Из доноса А.Майбороды, капитана Вятского пехотного полка, 25 ноября 1825 года: «Слишком уж год, как заметил я в полковом моем командире полковнике Пестеле наклонность к нарушению всеобщего спокойствия. Я, понимая в полной мере сию важность, равно как и гибельные последствия, могущие произойти от сего заблуждения, усугубил все мое старание к открытию сего злого намерения и ныне только разными притворными способами наконец достиг желаемой цели, где представилось взору моему огромное уже скопище, имеющее целию какое-то преобразование, доныне в отечестве нашем неслыханное... Ежели благоугодно вашему императорскому величеству будет удостовериться в сей истине... я укажу место, хранящее приготовленные уже какие-то законы под названием Русская Правда, и много других им подобных сочинений, составлением коих занимается тут генерал-интендант армии Юшневский и полковник Пестель, а в Петербурге служащий в Генеральном штабе Никита Муравьев».

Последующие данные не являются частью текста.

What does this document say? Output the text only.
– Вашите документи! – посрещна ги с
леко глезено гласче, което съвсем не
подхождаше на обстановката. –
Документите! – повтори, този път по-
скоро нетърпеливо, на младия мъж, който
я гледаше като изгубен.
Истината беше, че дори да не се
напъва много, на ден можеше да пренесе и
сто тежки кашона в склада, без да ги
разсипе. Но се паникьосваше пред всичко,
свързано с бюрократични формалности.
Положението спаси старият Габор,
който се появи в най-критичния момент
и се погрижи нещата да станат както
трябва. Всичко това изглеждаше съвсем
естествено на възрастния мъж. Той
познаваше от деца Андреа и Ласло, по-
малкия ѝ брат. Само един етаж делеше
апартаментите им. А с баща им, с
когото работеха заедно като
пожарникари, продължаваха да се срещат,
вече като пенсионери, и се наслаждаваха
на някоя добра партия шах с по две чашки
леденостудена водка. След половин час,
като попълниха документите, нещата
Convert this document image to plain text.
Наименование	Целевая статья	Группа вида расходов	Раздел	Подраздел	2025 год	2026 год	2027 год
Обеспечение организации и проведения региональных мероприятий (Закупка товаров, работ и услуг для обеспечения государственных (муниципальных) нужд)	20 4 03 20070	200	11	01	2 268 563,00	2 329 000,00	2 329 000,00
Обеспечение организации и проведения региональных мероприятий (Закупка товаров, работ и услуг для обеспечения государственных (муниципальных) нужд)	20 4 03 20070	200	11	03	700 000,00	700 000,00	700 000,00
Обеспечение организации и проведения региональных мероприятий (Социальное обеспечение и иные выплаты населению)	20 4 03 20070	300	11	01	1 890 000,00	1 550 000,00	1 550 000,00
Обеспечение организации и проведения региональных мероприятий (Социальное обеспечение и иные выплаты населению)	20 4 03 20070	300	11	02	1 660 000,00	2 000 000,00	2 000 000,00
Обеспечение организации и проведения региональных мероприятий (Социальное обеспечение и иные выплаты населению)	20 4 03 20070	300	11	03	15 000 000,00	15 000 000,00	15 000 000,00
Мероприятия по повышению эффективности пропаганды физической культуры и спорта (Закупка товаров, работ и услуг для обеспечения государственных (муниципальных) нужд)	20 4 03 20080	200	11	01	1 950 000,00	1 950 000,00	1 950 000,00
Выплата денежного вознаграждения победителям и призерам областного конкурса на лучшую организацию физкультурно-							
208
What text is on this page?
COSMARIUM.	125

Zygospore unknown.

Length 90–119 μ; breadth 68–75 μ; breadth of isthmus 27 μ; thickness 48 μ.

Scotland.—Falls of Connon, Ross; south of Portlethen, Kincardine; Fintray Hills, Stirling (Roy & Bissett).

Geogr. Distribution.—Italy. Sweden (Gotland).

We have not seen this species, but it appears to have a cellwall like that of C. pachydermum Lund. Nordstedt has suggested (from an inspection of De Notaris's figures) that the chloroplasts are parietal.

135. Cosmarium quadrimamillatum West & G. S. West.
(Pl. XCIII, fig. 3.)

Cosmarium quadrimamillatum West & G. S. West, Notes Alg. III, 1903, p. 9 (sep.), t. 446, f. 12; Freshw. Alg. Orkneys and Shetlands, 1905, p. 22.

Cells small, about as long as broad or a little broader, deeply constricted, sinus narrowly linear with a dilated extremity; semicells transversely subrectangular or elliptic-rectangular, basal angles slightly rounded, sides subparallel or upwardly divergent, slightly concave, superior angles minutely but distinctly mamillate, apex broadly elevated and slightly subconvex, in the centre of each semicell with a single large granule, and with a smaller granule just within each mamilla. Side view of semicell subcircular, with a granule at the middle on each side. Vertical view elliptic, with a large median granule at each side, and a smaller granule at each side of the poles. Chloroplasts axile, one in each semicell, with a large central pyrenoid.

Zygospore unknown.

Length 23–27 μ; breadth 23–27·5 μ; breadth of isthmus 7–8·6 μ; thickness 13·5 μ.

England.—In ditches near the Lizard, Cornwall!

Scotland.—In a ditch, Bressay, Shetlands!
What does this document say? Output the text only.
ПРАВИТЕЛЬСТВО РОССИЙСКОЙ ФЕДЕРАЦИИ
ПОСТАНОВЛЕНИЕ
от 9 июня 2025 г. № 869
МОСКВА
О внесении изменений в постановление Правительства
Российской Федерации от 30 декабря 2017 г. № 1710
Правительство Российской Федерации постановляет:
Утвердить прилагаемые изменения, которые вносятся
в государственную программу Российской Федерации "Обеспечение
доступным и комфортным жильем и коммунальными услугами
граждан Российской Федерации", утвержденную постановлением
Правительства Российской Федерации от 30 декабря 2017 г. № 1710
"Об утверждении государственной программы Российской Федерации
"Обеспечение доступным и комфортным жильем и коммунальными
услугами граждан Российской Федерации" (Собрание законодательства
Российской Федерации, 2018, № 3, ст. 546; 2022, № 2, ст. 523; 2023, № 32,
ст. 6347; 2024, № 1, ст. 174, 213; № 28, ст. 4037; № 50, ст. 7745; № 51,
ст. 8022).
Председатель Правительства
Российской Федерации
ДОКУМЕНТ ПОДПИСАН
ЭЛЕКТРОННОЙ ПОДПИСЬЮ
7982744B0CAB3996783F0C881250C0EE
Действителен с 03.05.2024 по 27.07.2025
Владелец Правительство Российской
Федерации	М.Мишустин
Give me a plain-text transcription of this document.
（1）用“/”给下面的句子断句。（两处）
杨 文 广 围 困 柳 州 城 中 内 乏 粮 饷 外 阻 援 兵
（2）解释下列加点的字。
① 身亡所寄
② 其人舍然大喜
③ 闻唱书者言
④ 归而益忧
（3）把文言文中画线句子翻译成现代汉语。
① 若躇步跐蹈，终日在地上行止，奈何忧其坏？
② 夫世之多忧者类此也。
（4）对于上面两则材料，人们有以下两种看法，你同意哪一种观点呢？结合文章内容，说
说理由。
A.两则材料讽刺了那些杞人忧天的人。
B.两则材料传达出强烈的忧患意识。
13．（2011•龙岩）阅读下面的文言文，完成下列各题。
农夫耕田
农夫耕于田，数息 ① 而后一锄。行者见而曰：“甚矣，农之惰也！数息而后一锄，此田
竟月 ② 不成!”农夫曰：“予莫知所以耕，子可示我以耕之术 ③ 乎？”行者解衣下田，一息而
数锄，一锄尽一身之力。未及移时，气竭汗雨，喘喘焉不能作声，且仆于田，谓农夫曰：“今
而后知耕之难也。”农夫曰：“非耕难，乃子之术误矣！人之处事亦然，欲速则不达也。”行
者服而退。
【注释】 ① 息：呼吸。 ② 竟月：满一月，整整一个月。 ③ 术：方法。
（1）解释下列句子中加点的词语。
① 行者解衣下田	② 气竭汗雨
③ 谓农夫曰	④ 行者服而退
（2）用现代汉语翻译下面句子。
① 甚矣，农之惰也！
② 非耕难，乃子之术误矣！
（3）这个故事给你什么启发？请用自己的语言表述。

Юшневский принимал самое непосредственное участие в создании свода декабристских законов, названного «Русской Правдой», выправлял стиль, уточнял формулировки, многое предложил сам. Не случайно в час, когда Пестеля арестовали, он постарался через Волконского передать Юшневскому: «Спасайте «Русскую Правду»!

В дни следствия и суда племянник императрицы Марии Федоровны Евгений Вюртембергский записал: «Юшневский, глава заговорщиков, находился в главной квартире 2-й армии, в Тульчине. У него часто бывали собрания, где он с большим искусством развивал идеи о лучшем образе правления, которые нравились слушателям. Особенно поддерживали его Пестель и Аврамов. На одном из этих собраний все согласились с Юшневским, что ради счастья Родины, безусловно, необходимо изменение образа правления; но оно может иметь место только вместе с падением трона, изгнанием и искоренением царствующей фамилии. Пестель решительно высказался за умерщвление правящей фамилии, и, после долгого выяснения причин, почему это необходимо, это было принято и решено... В случае удачи Пестель должен был провозгласить себя диктатором или первым консулом, а Юшневский должен был стать первым министром. Между тем эти заговорщики установили связь с северными и ревностно продолжали обмениваться планами и идеями... Юшневский до конца отрицал свое участие, и граф Витгенштейн поэтому обратился с просьбою за него, но получил в ответ собственноручное признание Юшневского со всеми подробностями».

А.П. Юшневский:

«...что значит жизнь для того, кому представляется, с одной стороны... негодование монарха... с другой – упрекающие взоры бывшего своего начальника и благотворителя, заступившего место прежнего отца моему семейству, начальника, который увещевал меня не скрывать от него, буде к чему-либо причастен, и, положившись на слова мои, которые привык всегда почитать искренними, просил обо мне, употреблял свое ходатайство, не предполагая, что первый раз в жизни употребил я во зло безусловную его ко мне доверенность... Наконец, в довершение всех терзаний представляю себе несчастное мое семейство, коего участь неразрывно сопряжена с моею и коего пропитание зависит от моей свободы; невинную и добродетельную жену мою с единственною дочерью, за каждое свидание с коими платил бы я охотно по капле жизнию и кровию моею; ибо знаю, что несчастная не переживет моей потери...

9 генваря 1826».

М. К. Ю ш н е в с к а я:

«...Для облегчения участи мужа моего повсюду последовать за ним хочу, для благополучия жизни моей мне больше теперь ничего не нужно, как только иметь счастье видеть его и разделить с ним все, что жестокая судьба предназначила... Прожив с ним 14 лет счастливейшей женой в свете, я хочу исполнить священнейший долг мой и разделить с ним его бедственное положение. По чувству и благодарности, какую я к нему имею, не только бы взяла охотно на себя все бедствия в мире и нищету, но охотно отдала бы жизнь мою, чтобы только облегчить участь его».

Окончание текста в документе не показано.